Saat bertemu, tak bertegur sapa.
Saat tak bersama, dicari,
dirindukan.
Saat berbicara, grogi, seolah
ingin menghilang dari hadapan.
Saat tak disapa, malah
dinanti-nantikan.
Pernahkah
merasa gamang dan senang saat bersamaan? Tak pelak, sepertinya kau sedang
kasmaran. Seakan dunia sedang bergetar, padahal hati saja yang tengah
berguncang.
Awalnya,
aku tak benar-benar sekacau itu. Kepikiran pun tidak. Mungkin kau penggemar
lagu Dewa 19, fanatik Dewa, stalker Dewa atau siapanyalah Dewa yang tengah
mengamalkan salah satu single nya yang bertajuk “Risalah Hati”. Boleh jadi kau
seoptimis sosok dalam lagu ini.
Gotcha! You made it, man. I mean
it.
Kata-katamu biasa, tapi aku
seperti tersihir seorang diri di saat yang lain bertingkah biasa saja. Duniaku
berubah. Kalimat dan intonasi berbicaramu magis, seakan aku tak lagi berpijak
di bumi.
Mungkin kau tau, kelemahanku
adalah diajak berbicara lembut. Kau laki-laki, dan kau mengajakku berbicara.

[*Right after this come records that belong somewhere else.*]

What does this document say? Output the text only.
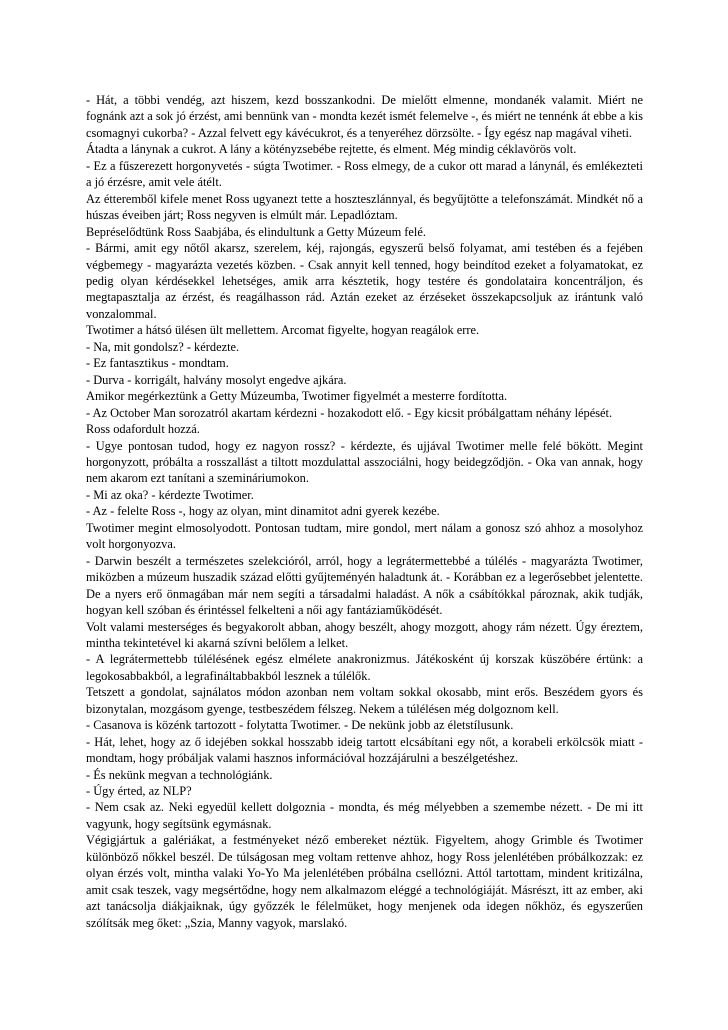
- Hát, a többi vendég, azt hiszem, kezd bosszankodni. De mielőtt elmenne, mondanék valamit. Miért ne fognánk azt a sok jó érzést, ami bennünk van - mondta kezét ismét felemelve -, és miért ne tennénk át ebbe a kis csomagnyi cukorba? - Azzal felvett egy kávécukrot, és a tenyeréhez dörzsölte. - Így egész nap magával viheti.

Átadta a lánynak a cukrot. A lány a kötényzsebébe rejtette, és elment. Még mindig céklavörös volt.

- Ez a fűszerezett horgonyvetés - súgta Twotimer. - Ross elmegy, de a cukor ott marad a lánynál, és emlékezteti a jó érzésre, amit vele átélt.

Az étteremből kifele menet Ross ugyanezt tette a hoszteszlánnyal, és begyűjtötte a telefonszámát. Mindkét nő a húszas éveiben járt; Ross negyven is elmúlt már. Lepadlóztam.

Bepréselődtünk Ross Saabjába, és elindultunk a Getty Múzeum felé.

- Bármi, amit egy nőtől akarsz, szerelem, kéj, rajongás, egyszerű belső folyamat, ami testében és a fejében végbemegy - magyarázta vezetés közben. - Csak annyit kell tenned, hogy beindítod ezeket a folyamatokat, ez pedig olyan kérdésekkel lehetséges, amik arra késztetik, hogy testére és gondolataira koncentráljon, és megtapasztalja az érzést, és reagálhasson rád. Aztán ezeket az érzéseket összekapcsoljuk az irántunk való vonzalommal.

Twotimer a hátsó ülésen ült mellettem. Arcomat figyelte, hogyan reagálok erre.

- Na, mit gondolsz? - kérdezte.

- Ez fantasztikus - mondtam.

- Durva - korrigált, halvány mosolyt engedve ajkára.

Amikor megérkeztünk a Getty Múzeumba, Twotimer figyelmét a mesterre fordította.

- Az October Man sorozatról akartam kérdezni - hozakodott elő. - Egy kicsit próbálgattam néhány lépését.

Ross odafordult hozzá.

- Ugye pontosan tudod, hogy ez nagyon rossz? - kérdezte, és ujjával Twotimer melle felé bökött. Megint horgonyzott, próbálta a rosszallást a tiltott mozdulattal asszociálni, hogy beidegződjön. - Oka van annak, hogy nem akarom ezt tanítani a szemináriumokon.

- Mi az oka? - kérdezte Twotimer.

- Az - felelte Ross -, hogy az olyan, mint dinamitot adni gyerek kezébe.

Twotimer megint elmosolyodott. Pontosan tudtam, mire gondol, mert nálam a gonosz szó ahhoz a mosolyhoz volt horgonyozva.

- Darwin beszélt a természetes szelekcióról, arról, hogy a legrátermettebbé a túlélés - magyarázta Twotimer, miközben a múzeum huszadik század előtti gyűjteményén haladtunk át. - Korábban ez a legerősebbet jelentette. De a nyers erő önmagában már nem segíti a társadalmi haladást. A nők a csábítókkal pároznak, akik tudják, hogyan kell szóban és érintéssel felkelteni a női agy fantáziaműködését.

Volt valami mesterséges és begyakorolt abban, ahogy beszélt, ahogy mozgott, ahogy rám nézett. Úgy éreztem, mintha tekintetével ki akarná szívni belőlem a lelket.

- A legrátermettebb túlélésének egész elmélete anakronizmus. Játékosként új korszak küszöbére értünk: a legokosabbakból, a legrafináltabbakból lesznek a túlélők.

Tetszett a gondolat, sajnálatos módon azonban nem voltam sokkal okosabb, mint erős. Beszédem gyors és bizonytalan, mozgásom gyenge, testbeszédem félszeg. Nekem a túlélésen még dolgoznom kell.

- Casanova is közénk tartozott - folytatta Twotimer. - De nekünk jobb az életstílusunk.

- Hát, lehet, hogy az ő idejében sokkal hosszabb ideig tartott elcsábítani egy nőt, a korabeli erkölcsök miatt - mondtam, hogy próbáljak valami hasznos információval hozzájárulni a beszélgetéshez.

- És nekünk megvan a technológiánk.

- Úgy érted, az NLP?

- Nem csak az. Neki egyedül kellett dolgoznia - mondta, és még mélyebben a szemembe nézett. - De mi itt vagyunk, hogy segítsünk egymásnak.

Végigjártuk a galériákat, a festményeket néző embereket néztük. Figyeltem, ahogy Grimble és Twotimer különböző nőkkel beszél. De túlságosan meg voltam rettenve ahhoz, hogy Ross jelenlétében próbálkozzak: ez olyan érzés volt, mintha valaki Yo-Yo Ma jelenlétében próbálna csellózni. Attól tartottam, mindent kritizálna, amit csak teszek, vagy megsértődne, hogy nem alkalmazom eléggé a technológiáját. Másrészt, itt az ember, aki azt tanácsolja diákjaiknak, úgy győzzék le félelmüket, hogy menjenek oda idegen nőkhöz, és egyszerűen szólítsák meg őket: „Szia, Manny vagyok, marslakó.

Rasanya ingin kutempeleng saja kau saat berlembut-lembut ria dengan volume
suara minimalis. Memaksa telinga fokus meski sering gagal fokus. Wajar saja,
sebab tahukah kau? aku hampir meleleh mati dibuatnya. Sejak saat itu, aku
menghindari berbicara denganmu. Meski ingin, tapi aku khawatir tertangkap
basah.
Jika tak penting sekali, maka kau
akan kuhubungi setelah beribu-ribu kali pikir. Meski ada harap, tapi aku mulai
khawatir kecewa. Ah, mungkinkah aku mulai merasa ingin memiliki?
Astaghfirullah. Sebab, sesuatu dirundung kecewa kerap erat kaitannya karena ada
harapan ingin memiliki.
Keberpunyaan mengindikasikan harapan. Saat harapan
bertepuk sebelah tangan, barulah rasanya kita terbangun dari sebuah mimpi dan
berujar, “Ah, ternyata ini hanya mimpi”.
Meski pandir bahasa kode-kodean,
perempuan mana yang tak bergetar hatinya jika sudah tersentuh. Hanya berbeda
saja penampakan dari luarnya. Ada yang kelihatan bergetar hebat, seolah dunia
hanya miliknya seorang diri. Namun ada juga yang degil menutupi, seolah tak
terjadi apa-apa, masih percaya pada ketetapan Tuhan.
Kamu, kira-kira aku berada di
posisi mana? Kuharap aku masih waras dan tak seterguncang itu. Aku takut menyakiti
jodohku nantinya jika pun kita tak ditakdirkan bersama. Ah, kita. Aku masih belum
terbiasa dengan kata ini. Maafkan aku yang telah melampaui rasam-rasam emosi.